Here, among barbed wire, old fencing and other farm rubbish the hole’s main attraction can be seen – an old harrow, or “The Harvester” as it is commonly known by cave divers.
“It looks like a giant hay rake with landed on its iron wheels and is very well preserved because the fresh water at depth does not corrode it.
“It’s a wonderful artefact from over a century ago and approaching it as a diver is like drifting down into a museum,” Ian said.
From here, the bottom slopes away under the walls to a flatter floor where many large boulders and the upside down wreck of an almost buried car can be seen.
The sinkhole reaches a maximum depth of around 50m, depending on water levels and features a number of “swim throughs” between the boulders.
Some graffiti can be seen on the walls, especially near the deepest area on the northern and north-western sides of the hole, made by divers many decades ago before the importance and rarity of these cenotes was fully understood.
The carved outline of a shark looming out of the darkness can be seen in one location which is the product of an early diver’s humour.
“In addition divers regularly see common galaxias (locally known as native trout), introduced red fin perch and various crustaceans, especially
the common yabbie,” Peter said.
“The first known logged scuba dives in the sinkhole took place in November 1962, when local divers Philip ‘Mick’ Potter and Jock Huxtable descended to about 45 metres.
“Some preliminary environmental studies and mapping attempts were made by myself and other cave diving colleagues in the early 1980s, resulting in a collection of useful reference information about this mysterious place.
“The CDAA has also mapped the sinkhole with the interesting outcome being a three dimensional ‘fly through’ computer map.”
Peter said the Cave Exploration Group of South Australia’s first reference to the sinkhole was by Elery Hamilton-Smith in December 1954.
“He reported a very deep lake of bright blue colour,” he said.
To ensure safe and pleasurable diving the site has been rated deep cavern by the CDAA, meaning only appropriately certified and equiped divers may use the facility after the landowner’s permission has been sought.
According to veteran cave diver Ian Lewis, Little Blue Lake as well as the One Tree and Ela Elap sinkhol
es were three cenotes discovered close together and in a line by Governor Grey when his expedition explored the Lower South East in 1844,
“The famous South Australian artist and painter, George French Angus painted several of these sinkholes in watercolours on that expedition and copies
of these can be seen in the Riddoch Art Gallery in Commercial Street,” he said.

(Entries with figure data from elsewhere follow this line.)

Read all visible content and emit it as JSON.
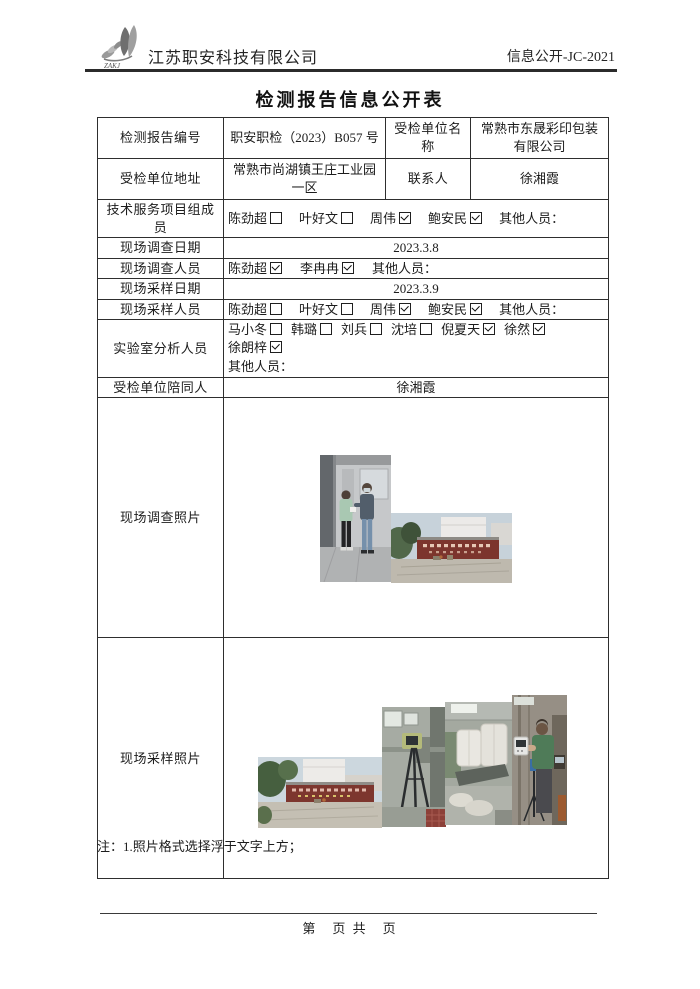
{
  "colors": {
    "text": "#1c1c1c",
    "table_border": "#2e2e2e",
    "gate_sign_red": "#7c352d"
  },
  "header": {
    "logo_text": "ZAKJ",
    "company": "江苏职安科技有限公司",
    "doc_code": "信息公开-JC-2021"
  },
  "title": "检测报告信息公开表",
  "table": {
    "report_no": {
      "label": "检测报告编号",
      "value": "职安职检（2023）B057 号"
    },
    "unit_name": {
      "label": "受检单位名称",
      "value": "常熟市东晟彩印包装有限公司"
    },
    "address": {
      "label": "受检单位地址",
      "value": "常熟市尚湖镇王庄工业园一区"
    },
    "contact": {
      "label": "联系人",
      "value": "徐湘霞"
    },
    "team": {
      "label": "技术服务项目组成员",
      "others": "其他人员：",
      "others_block": false,
      "people": [
        {
          "name": "陈劲超",
          "checked": false
        },
        {
          "name": "叶好文",
          "checked": false
        },
        {
          "name": "周伟",
          "checked": true
        },
        {
          "name": "鲍安民",
          "checked": true
        }
      ]
    },
    "survey_date": {
      "label": "现场调查日期",
      "value": "2023.3.8"
    },
    "survey_staff": {
      "label": "现场调查人员",
      "others": "其他人员：",
      "others_block": false,
      "people": [
        {
          "name": "陈劲超",
          "checked": true
        },
        {
          "name": "李冉冉",
          "checked": true
        }
      ]
    },
    "sampling_date": {
      "label": "现场采样日期",
      "value": "2023.3.9"
    },
    "sampling_staff": {
      "label": "现场采样人员",
      "others": "其他人员：",
      "others_block": false,
      "people": [
        {
          "name": "陈劲超",
          "checked": false
        },
        {
          "name": "叶好文",
          "checked": false
        },
        {
          "name": "周伟",
          "checked": true
        },
        {
          "name": "鲍安民",
          "checked": true
        }
      ]
    },
    "lab_staff": {
      "label": "实验室分析人员",
      "others": "其他人员：",
      "others_block": true,
      "people": [
        {
          "name": "马小冬",
          "checked": false
        },
        {
          "name": "韩璐",
          "checked": false
        },
        {
          "name": "刘兵",
          "checked": false
        },
        {
          "name": "沈培",
          "checked": false
        },
        {
          "name": "倪夏天",
          "checked": true
        },
        {
          "name": "徐然",
          "checked": true
        },
        {
          "name": "徐朗梓",
          "checked": true
        }
      ]
    },
    "accompany": {
      "label": "受检单位陪同人",
      "value": "徐湘霞"
    },
    "survey_photos": {
      "label": "现场调查照片"
    },
    "sampling_photos": {
      "label": "现场采样照片"
    }
  },
  "note": "注：1.照片格式选择浮于文字上方；",
  "footer": {
    "text": "第　页 共　页"
  }
}
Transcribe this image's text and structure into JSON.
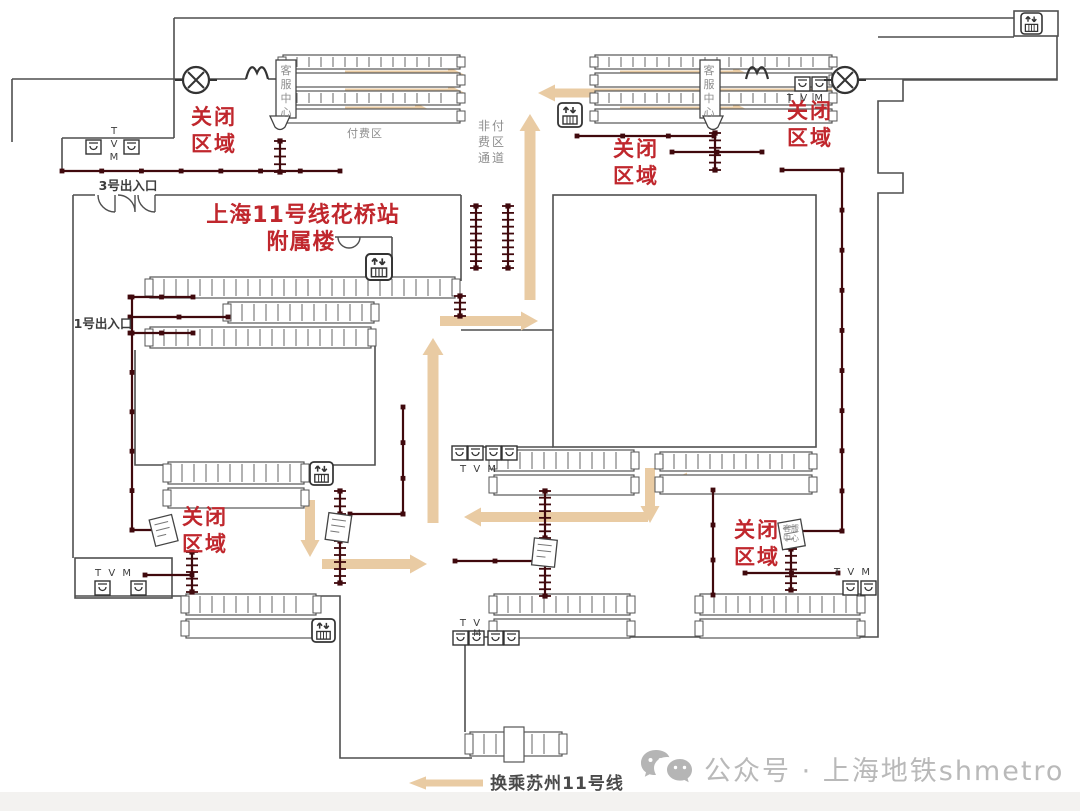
{
  "page": {
    "background": "#ffffff",
    "watermark": {
      "icon": "wechat-icon",
      "text": "公众号 · 上海地铁shmetro"
    }
  },
  "diagram": {
    "title_line1": "上海11号线花桥站",
    "title_line2": "附属楼",
    "labels": {
      "closed_area": "关闭区域",
      "non_paid_passage": "非付费区通道",
      "paid_area": "付费区",
      "customer_service_center": "客服中心",
      "tvm": "T V M",
      "tvm_short": "T V",
      "tvm_m": "M",
      "exit_3": "3号出入口",
      "exit_1": "1号出入口",
      "transfer": "换乘苏州11号线"
    },
    "colors": {
      "wall": "#4f4f4f",
      "barrier": "#40090d",
      "arrow": "#e9cba3",
      "closed_red": "#c0272d",
      "gray_text": "#8e8e8e",
      "dark_text": "#3d3d3d",
      "watermark": "#b9b9b9"
    },
    "icons": [
      "elevator-icon",
      "tvm-icon",
      "closed-crossing-icon",
      "double-door-icon",
      "entrance-door-icon",
      "security-check-icon",
      "service-booth-icon",
      "fare-gate-icon"
    ]
  }
}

“The paintings are the first pictorial record of the cenotes, the landscape and the vegetation at the time of very early settlement in the region.”
Ian said many cenotes in the area have similar stone ramp cuttings in their walls which were hand-dug around the late 1800s and in 1900 to allow stock to walk down to the freshwater edge to drink.
“Nowadays, the ledges are too high as the water table receded in line with the regional rainfall pattern,” he said.
“Mapping research has revealed One Tree and its two nearby neighbours are situated along the Nelson Fault line which is also in line with Mount Schank.
“Early settlers thought these three sinkholes were volcanic vents, but we later worked out they are actually limestone holes.
“The influence of the Mount Schank volcano has caused them to be deep, large and round, so in many ways the first settlers were right,” he said.